Heart failure means that your heart is not pumping enough blood to sustain your body’s metabolic needs. It doesn’t mean that your heart has failed or is about to stop working. It simply means that your heart is not working as well as it should. Heart failure also affects the kidneys’ ability to get rid of sodium and water. The excess water can cause your feet, ankles and legs to swell. If your heart’s decreased ability to pump blood is accompanied by excess fluid in the lungs, congestive heart failure occurs.
Too much sodium makes the body retain fluid, increasing the workload of the heart. Weigh yourself daily; a sudden weight gain may mean that your body is retaining fluid. And check with your doctor for the restriction recommended for you. Foods with 140 mg or more of sodium per serving are generally considered high in sodium. Here’s a list of foods and condiments that have high sodium content: table salt (a teaspoon of salt contains about 2.4 grams of sodium), cheese, french fries, packaged cereals, soy sauce and Worcestershire sauce, canned soup and dry soup packets (unless made without salt), canned vegetables and meats, cured or smoked meats, and pickled foods.

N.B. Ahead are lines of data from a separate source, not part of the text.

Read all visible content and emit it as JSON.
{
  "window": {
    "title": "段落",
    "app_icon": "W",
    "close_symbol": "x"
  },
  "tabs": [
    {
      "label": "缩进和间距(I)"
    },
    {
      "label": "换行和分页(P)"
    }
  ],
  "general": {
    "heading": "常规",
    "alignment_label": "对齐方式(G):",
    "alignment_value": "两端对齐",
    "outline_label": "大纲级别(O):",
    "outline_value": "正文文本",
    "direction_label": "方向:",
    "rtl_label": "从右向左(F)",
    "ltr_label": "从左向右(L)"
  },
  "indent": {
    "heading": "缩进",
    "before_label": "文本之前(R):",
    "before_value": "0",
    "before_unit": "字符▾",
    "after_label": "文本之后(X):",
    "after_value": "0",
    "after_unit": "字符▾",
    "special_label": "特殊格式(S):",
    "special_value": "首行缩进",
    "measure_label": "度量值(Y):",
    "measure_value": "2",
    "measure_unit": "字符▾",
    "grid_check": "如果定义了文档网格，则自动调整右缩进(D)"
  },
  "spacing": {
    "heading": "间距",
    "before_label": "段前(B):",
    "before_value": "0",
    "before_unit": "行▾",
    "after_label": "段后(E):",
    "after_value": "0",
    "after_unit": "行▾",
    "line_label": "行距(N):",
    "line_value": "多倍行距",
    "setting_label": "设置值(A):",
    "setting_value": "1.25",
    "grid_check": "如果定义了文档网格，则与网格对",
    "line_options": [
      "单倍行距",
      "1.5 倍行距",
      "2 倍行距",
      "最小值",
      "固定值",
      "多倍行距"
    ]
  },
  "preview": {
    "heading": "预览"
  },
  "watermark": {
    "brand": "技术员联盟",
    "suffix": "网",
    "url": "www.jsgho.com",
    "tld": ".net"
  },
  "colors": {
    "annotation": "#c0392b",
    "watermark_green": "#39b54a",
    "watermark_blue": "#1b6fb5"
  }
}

Eat foods that are low in sodium which include the following: unsalted almonds, unsalted cooked oatmeal or pasta, apples, Romaine lettuce, bananas, unsweetened applesauce, tomatoes, baked potato with skin, broiled or steamed broccoli, baby carrots, fresh haddock, fresh beef, chicken or pork, fat-free milk, and wheat bread. Avoid drugs with high sodium content (laxatives and antacids such as Alka Seltzer).
Here are more tips to limit sodium intake: get rid of the salt shaker, learn to cook with spices and herbs to keep your meals exciting, avoid packaged and processed foods (salt is used as a preservative), choose lean cuts of meats, keep fresh fruits and vegetable handy for snacks, avoid salted crackers, muffins and biscuits, be careful with salt substitutes and spices that taste salty (they may contain other forms of salt that can be harmful), and make a habit of reading nutrition labels to check the sodium content of foods. When dining out, select entrees that are roasted, broiled or grilled instead of fried. And maintain a healthy potassium level; this element helps balance fluids in the body and helps the heart work properly. Consult with a dietitian or nutritionist in tailoring a diet that meets your needs. Your doctor can give you a referral.
Lifestyle modifications can contribute to an improved overall health and quality of life. If you smoke, quit. Limit alcohol or don’t drink at all. Depending on the severity of your heart failure, your doctor may also suggest you limit the amount of fluids you drink. Decrease your caffeine intake. Limit fats and cholesterol. Eat several small meals rather than three large meals per day (overeating places an increased workload on the heart). Exercise, but consult with your doctor before starting an exercise program. If you feel anxious, stressed, angry or depressed, a professional counselor can help you deal with your emotions.
Maintain regular contact with your physician and seek medical attention at the first signs of problems. And join a support group--sharing with someone who can relate to you can help you feel better.